“I have become, comfortably numb”…

ang

~

Here he lies sleeping…
Deep underground…

The grass has grown over…
No trace can be found…

Just a simple plot…
With memories and flowers…

So peaceful and so quiet…
I could sit here for hours…

A place that’s so detached…
In a field full of pain…

My mind floods with memories…
Under a sky filled with rain…

Refusing to let emotions show…
Keeping tears locked away inside…

It’s the way he brought me up…
Even now I can’t cry…

It’s all floating around in there…
Yet I keep it all closed…

If I open the box…
I’ll feel so vulnerable, so exposed…

That’s just not an option…
So it’s a choice I have made…

And along with all the others…
Grieving will be forever delayed…

Perhaps this is my weakness…
A sign that I’m not strong…

But don’t lay there and judge me…
Don’t tell me this is wrong…

It doesn’t mean I don’t think about you…
Or what you mean to me…

Maybe one day I’ll resolve this…
Perhaps then I’ll be set free…

Until then you can sleep…
Your body covered in dirt…

Becoming at one with the Earth…
And at peace from all your hurt…

~

32 responses to ““I have become, comfortably numb”…
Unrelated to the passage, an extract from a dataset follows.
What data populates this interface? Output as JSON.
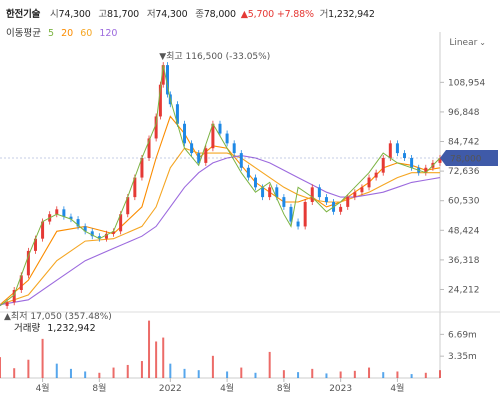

  1. I am so sorry for you, grief should be expressed or it festers and hurts more. Grieving is a human emotion and is lessened with shared. This is a very moving and well written piece… Michelle

  2. As difficult as it is to lose someone or something, it becomes evident over time that their essence will always be present in your heart. That, my friend, is a blessing. Wishing you all the best.